El Gringo, sentado sobre un grueso libraco de Joyce, era el infalible “Arizona Mulligan”. Yo, especialista en cocinar y devorar siempre los mismos fideos pegoteados, había sido bautizado como “Jack Fetuccini”. Estaban también Laura, Miru, una pareja de novios chilenos, un francés y tres chicos de Balcarce.
Con Arizona Mulligan, aunque nadie lo sabía, jugábamos en equipo y actuábamos y nos divertíamos. Él festejaba cuando ganaba una mano y, cuando le venían malas cartas, puteaba, protestaba o fingía deliberadamente tener buen juego con voz insegura. Entonces perdía algo de dinero y volvía a criticar todo y a llorar su mala suerte. Me asombró lo bien que exageraba y cómo a veces se imitaba a sí mismo.
Cuando los demás ya le habían perdido completamente el respeto, se puso a jugar de acuerdo a mis señas.
Laura, rebautizada como “Daisy, la Tabernera”, inexplicablemente comenzó de pronto a jugar también a nuestro favor. Sin mosquearse entraba con todo y arrastraba rivales cuando teníamos buenas cartas, sin dejar más que la seña en el resto de las jugadas. Exteriormente permanecía inmutable pero su modo de jugar era alevoso.
En una mano en que levanté poker servido de nueves, le dí un largo sorbo a mi botella de licor para que el Gringo supiera que había muy buen juego.
Silenciosamente puse algunos morlacos sobre el sector de tierra que —con un repasador mugriento encima— hacía de mesa. Él me desafió a los gritos con un dejo de inseguridad en la voz y apostó fuerte. Rápida, Laura subió la apuesta antes de que el resto entendiera cómo venía la jugada. Los demás entramos callados. Yo incluso subí moderadamente el monto, a lo que nadie se negó.

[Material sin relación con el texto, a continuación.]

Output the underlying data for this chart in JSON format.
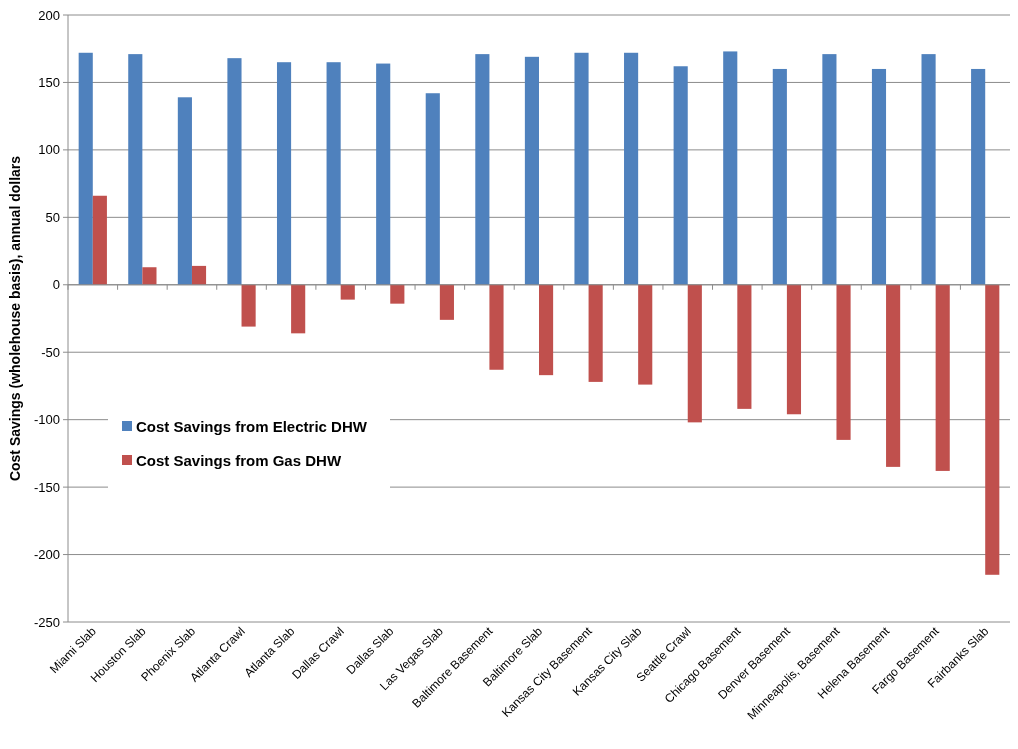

Más tarde, cuando todos —excepto el Gringo y Laura— se habían ido a dormir, tomé el fajo de billetes y lo dividí lentamente entre él y yo. Le dije:
—Dale la mitad de esto a Miru, que no está bueno haberlas dejado sin un cobre.
—Yo sabía que contra las mujeres no podíamos jugar al poker en serio, flaco. No son ellas. Somos nosotros. Es que no les podemos ganar sin sentirnos unos hijos de puta patriarcales. Si no pasa como con Laura —dijo señalándola— que te regala la guita mano tras mano sin inmutarse…
Se fue a dormir. Laura y yo nos preparamos un café y dividí equitativamente lo que quedaba de dinero con ella. Se lo merecía. Había arriesgado lo poco que tenía sin saber por qué y esa noche...
—No te tomés el trabajo —me dijo—. A la plata quedátela vos. Es un “fondo común” de los dos por si necesitamos comprar algo de acá en más.
—¿Cómo decís?
—Que ya está, que ya resolvimos nuestra economía. Ahora nos podemos dedicar a cosas más interesantes.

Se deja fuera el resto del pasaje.